Il messaggio nel vento

DI ANTONIO MARTONE

 

Ieri sera, parlando con un amico poeta, ci siamo soffermati su fatti poco noti, accaduti nel corso dell’emigrazione italiana tra la fine dell’Ottocento e l’inizio del Novecento.

In quel periodo, donne e uomini talvolta molto piccoli (anche mio nonno è stato fra questi), partivano dai paesi italiani spesso abitati da contadini poveri, per raggiungere le Americhe: sia America del Sud, Argentina, Brasile, sia America del Nord, Stati Uniti e Canada.

La cosa particolarmente significativa e che, soprattutto gli emigranti rivolti verso gli Stati Uniti e il Canada, quasi mai avevano in programma di ritornare – cosi coloro che partivano dai porti italiani venivano salutati e salutavano il paese di provenienza, e i loro stessi familiari, con l’idea che non si sarebbero visti mai più.

In fondo, si trattava di una vera e propria morte – una morte particolare, poiché essa preludeva alla nascita di una nuova vita, magari una vita migliore, e purtuttavia, dal punto di vista del rapporto fra madre e figlio tra padre e figlia, si trattava comunque di un addio che non prevedeva alcuna possibilità di ritorno.
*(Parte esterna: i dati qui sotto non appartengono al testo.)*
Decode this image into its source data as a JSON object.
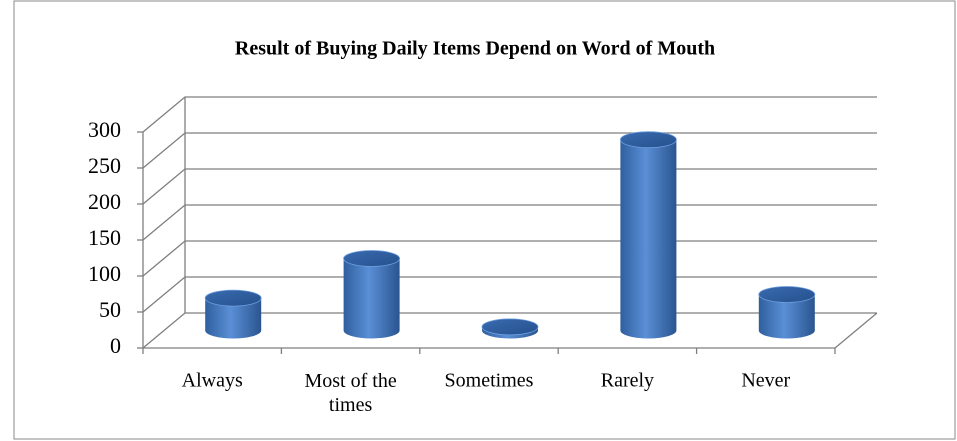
{
  "chart_data": {
    "type": "bar",
    "title": "Result of Buying Daily Items Depend on Word of Mouth",
    "categories": [
      "Always",
      "Most of the times",
      "Sometimes",
      "Rarely",
      "Never"
    ],
    "values": [
      45,
      100,
      5,
      265,
      50
    ],
    "color": "#4f81bd",
    "ylim": [
      0,
      300
    ],
    "yticks": [
      0,
      50,
      100,
      150,
      200,
      250,
      300
    ],
    "grid": true
  }
}
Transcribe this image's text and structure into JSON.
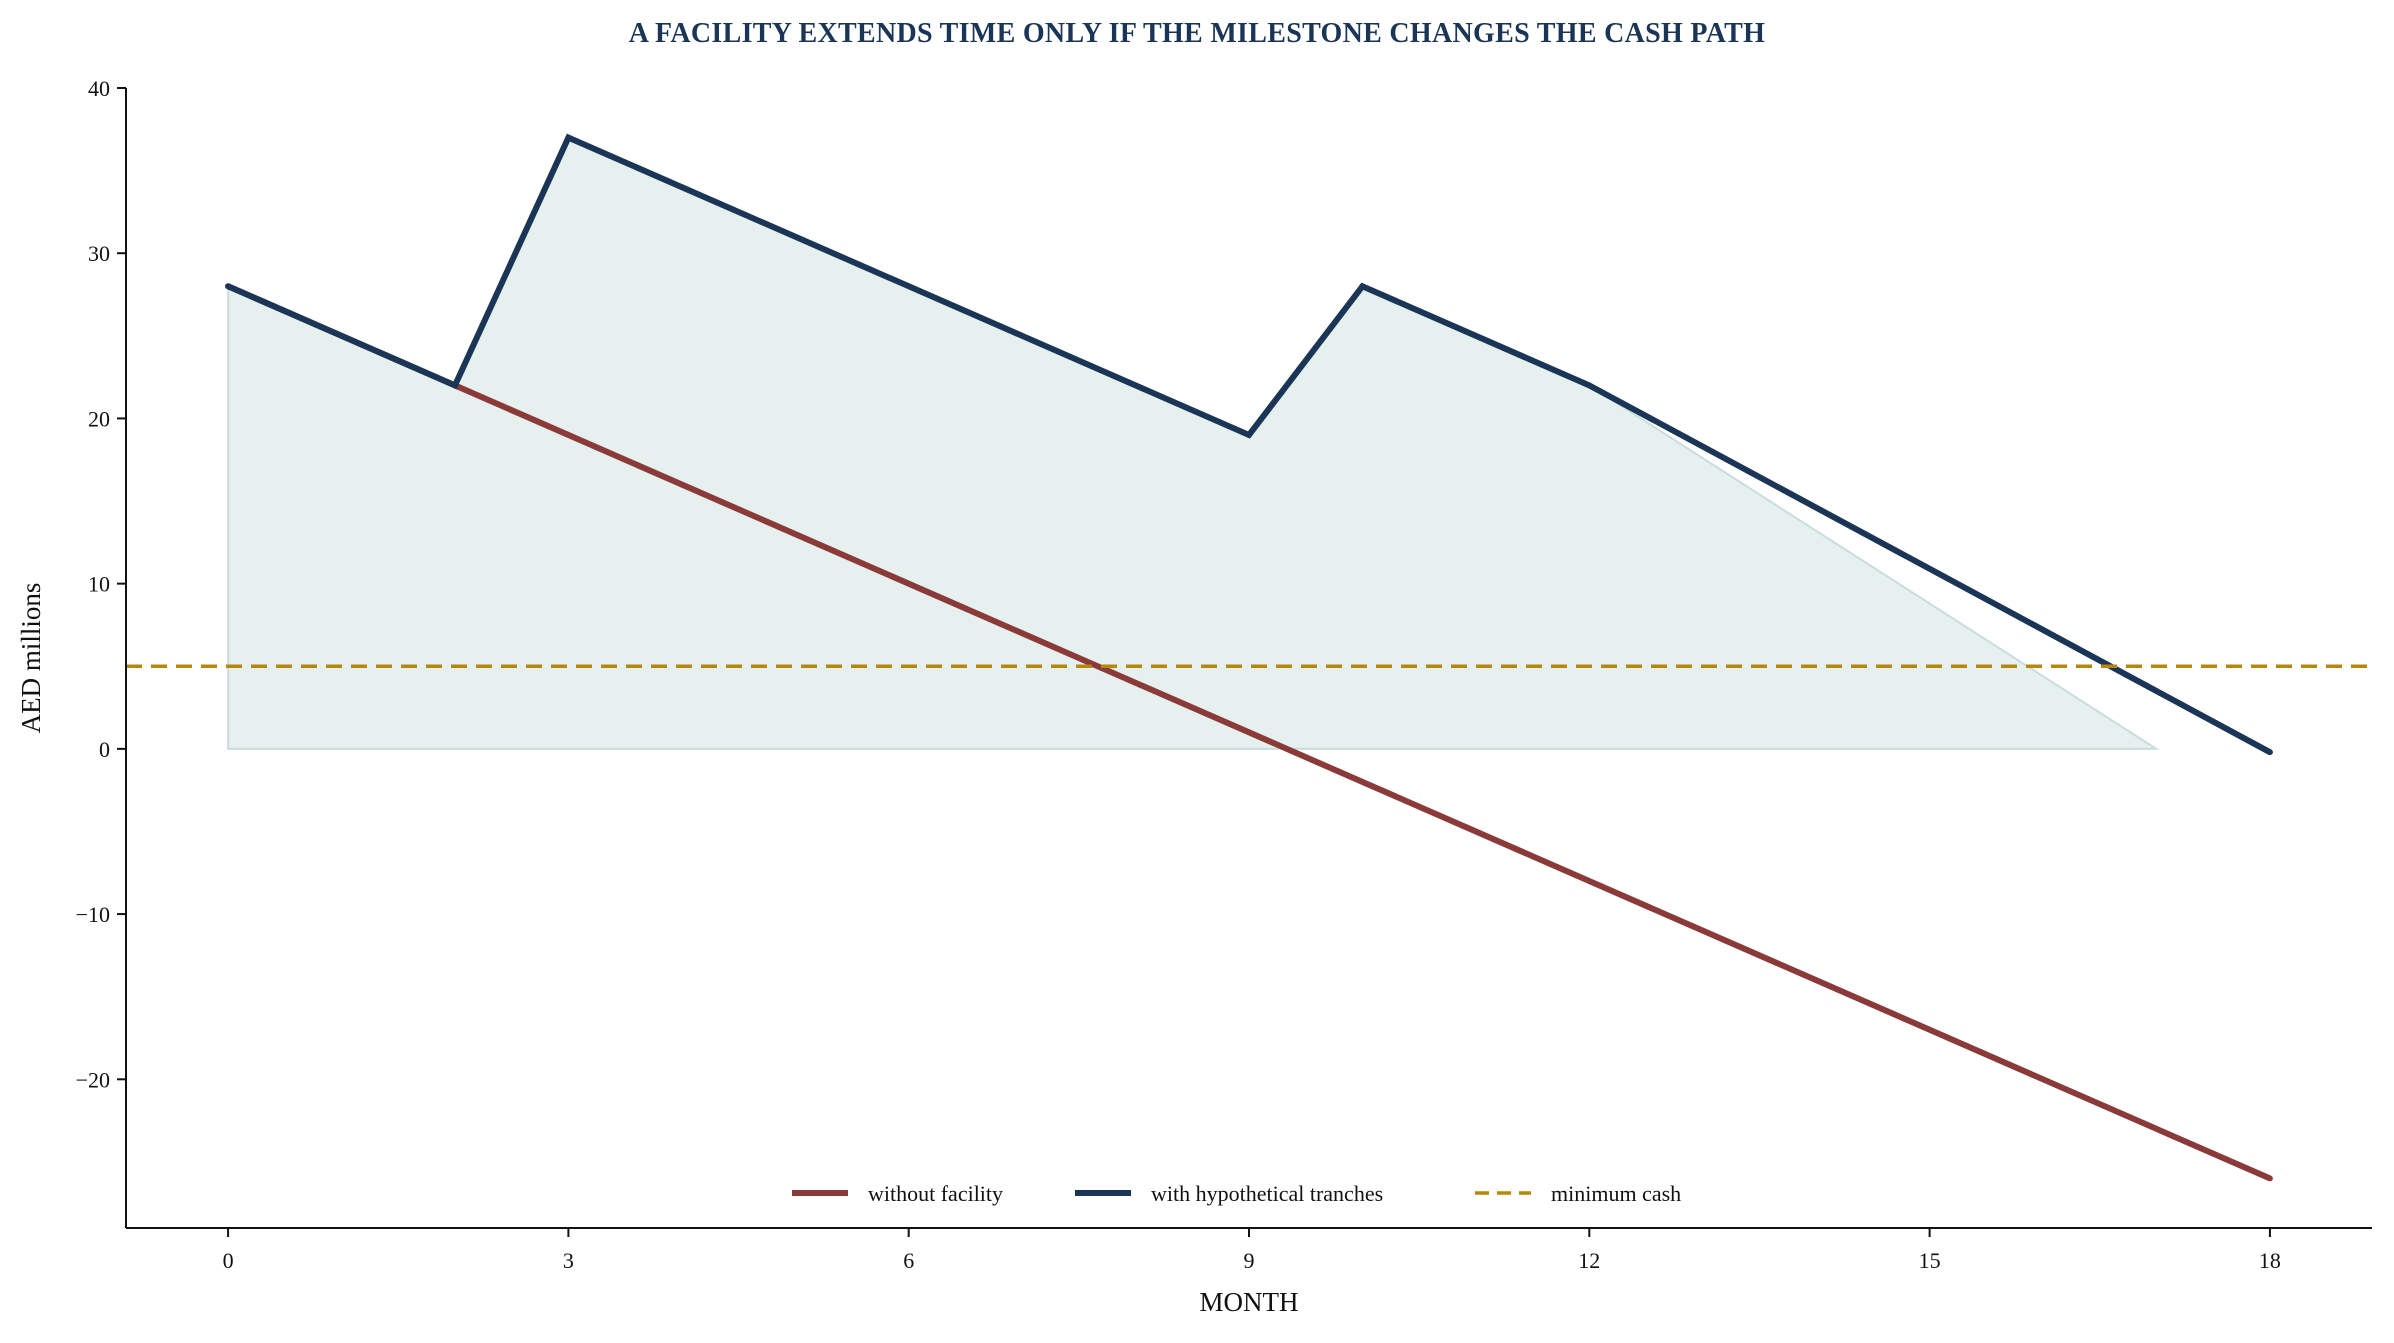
{
  "chart_data": {
    "type": "line",
    "title": "A FACILITY EXTENDS TIME ONLY IF THE MILESTONE CHANGES THE CASH PATH",
    "xlabel": "MONTH",
    "ylabel": "AED millions",
    "xlim": [
      -0.9,
      18.9
    ],
    "ylim": [
      -29,
      40
    ],
    "xticks": [
      0,
      3,
      6,
      9,
      12,
      15,
      18
    ],
    "yticks": [
      -20,
      -10,
      0,
      10,
      20,
      30,
      40
    ],
    "xtick_labels": [
      "0",
      "3",
      "6",
      "9",
      "12",
      "15",
      "18"
    ],
    "ytick_labels": [
      "−20",
      "−10",
      "0",
      "10",
      "20",
      "30",
      "40"
    ],
    "grid": false,
    "legend_position": "lower-center",
    "series": [
      {
        "name": "without facility",
        "color": "#8b3a3a",
        "style": "solid",
        "x": [
          0,
          2,
          18
        ],
        "y": [
          28,
          22,
          -26
        ]
      },
      {
        "name": "with hypothetical tranches",
        "color": "#1b3556",
        "style": "solid",
        "x": [
          0,
          2,
          3,
          9,
          10,
          12,
          18
        ],
        "y": [
          28,
          22,
          37,
          19,
          28,
          22,
          -0.2
        ]
      },
      {
        "name": "minimum cash",
        "color": "#b8860b",
        "style": "dashed",
        "y_constant": 5
      }
    ],
    "shaded_area": {
      "color": "#b7d3cf",
      "x": [
        0,
        2,
        3,
        9,
        10,
        12,
        17
      ],
      "y": [
        28,
        22,
        37,
        19,
        28,
        22,
        0
      ]
    },
    "colors": {
      "title": "#1b3556",
      "axis": "#111111"
    }
  }
}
Per molti di loro, anche la comunicazione era difficile: per coloro che riuscivano a scrivere – non dimentichiamo che parliamo di un periodo in cui gran parte degli emigranti erano analfabeti – era possibile affidare qualche notizia a lettere che sarebbero arrivate (forse) moltissimo tempo dopo: non c’era nessuna sicurezza sul fatto che il familiare avrebbe letto quelle lettere.

Altri invece, ed è di questo che mi ha parlato il mio amico poeta, soprattutto donne anziane, usavano un mezzo di comunicazione assai particolare: dopo aver lasciato il centro abitato del proprio paese, salivavano sulla parte più alta della montagna – e questo accadeva nei giorni particolarmente ventosi.

Non di rado, dunque, sui crepacci della montagna, si poteva vedere uno strano spettacolo: una donna ricoperta di scialli neri, con il viso e la testa completamente nascosti da un fazzoletto, parlava, parlava e mandava messaggi che venivano trascinati via dal vento fragoroso che a stento non destabilizzava il corpo della persona stessa.

Queste anziane donne pensavano che le cose che venivano dette nel vento avrebbero avuto la forza di varcare gli oceani e di arrivare nel nuovo mondo dove sarebbero state ricevute dai familiari.
Questo bizzarro ricordo mi ha fatto venire in mente qualcosa di simile che accadeva quando le donne rimaste vedove – magari troppo presto – ogni sera, dopo aver svolto le attività quotidiane, si recavano sulla tomba del marito scomparso, per raccontare ciò che era successo nel corso della giornata e per chiedere consiglio su come si sarebbero dovute svolgere queste o quelle mansioni.

Noi, noi che viviamo nel mondo della comunicazione; noi che, sostando al piano inferiore, prendiamo il telefono per dire a chi sta al piano superiore di buttare la pasta; noi forse troviamo incomprensibili, quanto lontanissimi, questi eventi accaduti soltanto 100 anni fa. Io credo però sia del tutto impossibile non essere toccati profondamente dalla rievocazione di scene di questo tipo.

Dopo la conversazione con il mio amico, l’immagine di una donna anziana interamente ricoperta di nero, collocata sul punto più alto di una montagna e che, sconvolta dal vento, parla con tenerezza infinita a persone che non vede più da anni, e che forse non vedrà mai più, mi è rimasta addosso e mi ha fatto riflettere, fra l’altro, sulla forza e sulla determinazione degli uomini che mostrano il loro orgoglio anche davanti al nulla e alla morte.